Giustizia sociale per i migranti e le minoranze etniche come condizione imprescindibile per affrontare il razzismo strutturale

Il Comitato economico e sociale europeo (CESE) ha invitato l'Unione europea e gli Stati membri ad adottare un approccio olistico per promuovere la diversità e l'inclusività nelle loro società e ad adoperarsi in misura maggiore, sul piano sia giuridico che politico, per contrastare l'aumento del razzismo e della xenofobia in Europa.

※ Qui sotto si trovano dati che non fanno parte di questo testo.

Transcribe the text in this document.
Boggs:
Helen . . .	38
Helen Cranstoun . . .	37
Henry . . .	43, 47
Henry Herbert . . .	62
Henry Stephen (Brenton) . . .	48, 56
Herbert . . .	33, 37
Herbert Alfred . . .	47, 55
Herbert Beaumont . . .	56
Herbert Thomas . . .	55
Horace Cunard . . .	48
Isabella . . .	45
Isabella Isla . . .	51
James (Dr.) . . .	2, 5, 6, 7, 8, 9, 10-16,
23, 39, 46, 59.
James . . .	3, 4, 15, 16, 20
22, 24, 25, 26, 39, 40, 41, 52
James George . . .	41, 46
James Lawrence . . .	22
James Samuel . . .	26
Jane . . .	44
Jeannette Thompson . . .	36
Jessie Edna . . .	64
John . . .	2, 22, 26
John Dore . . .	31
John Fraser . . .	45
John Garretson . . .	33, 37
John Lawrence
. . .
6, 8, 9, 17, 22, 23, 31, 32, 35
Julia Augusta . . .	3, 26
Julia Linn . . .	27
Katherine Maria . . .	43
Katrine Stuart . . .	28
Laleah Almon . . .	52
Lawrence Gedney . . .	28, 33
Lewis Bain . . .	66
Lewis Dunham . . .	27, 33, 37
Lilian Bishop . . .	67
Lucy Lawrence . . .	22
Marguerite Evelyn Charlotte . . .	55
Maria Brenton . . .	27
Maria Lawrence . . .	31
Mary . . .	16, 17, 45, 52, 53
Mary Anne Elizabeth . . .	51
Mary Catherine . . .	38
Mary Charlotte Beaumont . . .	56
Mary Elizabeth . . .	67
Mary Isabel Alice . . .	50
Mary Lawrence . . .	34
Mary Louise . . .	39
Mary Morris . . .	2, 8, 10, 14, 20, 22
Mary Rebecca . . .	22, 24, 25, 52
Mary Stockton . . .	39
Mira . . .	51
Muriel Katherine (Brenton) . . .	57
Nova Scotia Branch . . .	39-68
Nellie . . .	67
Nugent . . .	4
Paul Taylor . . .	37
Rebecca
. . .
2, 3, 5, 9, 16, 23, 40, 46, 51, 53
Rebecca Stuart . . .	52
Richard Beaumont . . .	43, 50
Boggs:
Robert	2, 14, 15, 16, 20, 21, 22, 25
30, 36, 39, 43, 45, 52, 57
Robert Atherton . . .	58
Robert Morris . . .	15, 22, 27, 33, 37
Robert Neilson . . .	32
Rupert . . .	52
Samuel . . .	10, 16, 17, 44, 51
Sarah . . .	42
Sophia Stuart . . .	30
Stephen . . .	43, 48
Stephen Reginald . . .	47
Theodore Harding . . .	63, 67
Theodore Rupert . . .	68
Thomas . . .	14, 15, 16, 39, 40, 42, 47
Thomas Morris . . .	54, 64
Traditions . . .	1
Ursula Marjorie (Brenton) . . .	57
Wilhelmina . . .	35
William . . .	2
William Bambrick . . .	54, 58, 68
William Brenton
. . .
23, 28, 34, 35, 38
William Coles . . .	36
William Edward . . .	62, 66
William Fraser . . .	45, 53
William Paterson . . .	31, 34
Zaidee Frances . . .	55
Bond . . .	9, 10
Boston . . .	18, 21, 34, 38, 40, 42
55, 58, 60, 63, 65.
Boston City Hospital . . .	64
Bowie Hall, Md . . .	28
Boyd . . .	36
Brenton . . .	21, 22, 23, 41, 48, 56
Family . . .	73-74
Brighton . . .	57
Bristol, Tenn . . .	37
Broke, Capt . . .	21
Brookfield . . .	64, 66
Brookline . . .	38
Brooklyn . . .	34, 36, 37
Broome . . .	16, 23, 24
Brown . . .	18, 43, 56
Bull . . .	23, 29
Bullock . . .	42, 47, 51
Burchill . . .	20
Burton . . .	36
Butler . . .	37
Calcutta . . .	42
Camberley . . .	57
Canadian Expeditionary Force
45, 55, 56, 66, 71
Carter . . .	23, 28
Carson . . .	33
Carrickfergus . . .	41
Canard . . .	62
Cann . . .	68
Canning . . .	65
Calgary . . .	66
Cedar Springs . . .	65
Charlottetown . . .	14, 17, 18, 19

Di fronte al volume crescente di attacchi e di discorsi di incitamento all'odio contro migranti e minoranze etniche, vittime di una discriminazione strutturale resa ancora più grave dalla pandemia in corso, l'UE deve intervenire con urgenza su questo fronte, anche attraverso la promozione di strategie di gestione della diversità.

Il CESE ha presentato alcune proposte su questo tema nel parere Gestione della diversità negli Stati membri dell'UE, richiesto dalla presidenza tedesca dell'UE. Durante l'elaborazione di questo parere, il CESE ha realizzato studi di casi concreti in quattro paesi (Finlandia, Francia, Italia e Polonia) che rappresentano quattro aree geografiche distinte dell'Europa. I risultati sono stati presentati nel parere e nel relativo allegato.

Dagli studi condotti è emersa una concentrazione dei lavoratori migranti nei posti di lavoro scarsamente retribuiti e precari in tutti e quattro i paesi, con la situazione più grave registrata in Italia, seguita dalla Francia, e dalla Polonia che mostra una tendenza nella stessa direzione. Le donne di colore subiscono le più alte percentuali di discriminazione lavorativa, in tutti e quattro i paesi, a paragone degli uomini del loro stesso gruppo etnico e degli europei di pelle bianca. In tutti e quattro i paesi, i Rom rimangono la minoranza che subisce il più alto livello di emarginazione.

Il parere, elaborato dall'ex membro polacco del CESE Adam Rogalewski, è stato presentato alla sessione plenaria di ottobre dal relatore generale Carlos Trindade.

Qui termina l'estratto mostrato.